The Ichthys (Greek:ἰχθύς), also known as the "Jesus Fish", is a famous symbol usually associated with Christianity. Technically, it is the Greek word for "Fish". The Greek name of the fish (Iota Chi Theta Upsilon Sigma) is a backronym for "Jesus Christ, Son Of God, Saviour" (which, in Greek, is Ἰησοῦς Χριστός, Θεοῦ Υἱός, Σωτήρ).
Today, the sign of the fish can be seen on car bumpers as an open declaration that the owner of the car is a believer in Jesus Christ. Originally, the sign of the fish was a secret disclosure of ones faith in Christ in the context of State persecution of the followers of Jesus.

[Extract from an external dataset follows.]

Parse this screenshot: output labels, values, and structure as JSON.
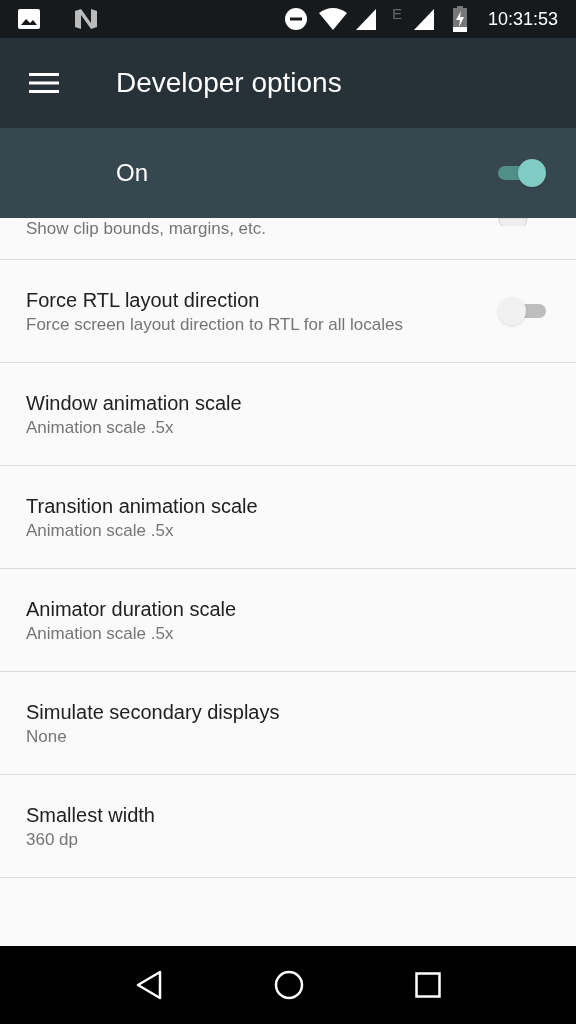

Signs were common long ago and were not only appreciated by the mind as a symbol, but it was understood to be something that you participated in or performed leading to allegience to the reality behind. That understanding is expressed by the various signs in the Old and New Testaments. Early Christians could be spared by offering a bit of incense to Caesar or have their lives forfeit by refusing to do so. From that time and shortly after, Christians would offer incense to Christ (or the book of the Gospels, itself a "sign" of Christ), as a way of affirming and expressing that Caesar is not Lord, but Christ is the Lord. Because of this mentality, it is doubtful that sharing the fish sign was merely a way of informing some one else that you were a Christian. It was an affirmation of faith in a time of distress and it bound you not only to another, but closer to Christ.
In recent years, the sign has been corrupted by "Darwin" fish. This is not to be confused with the original Ichthys symbol.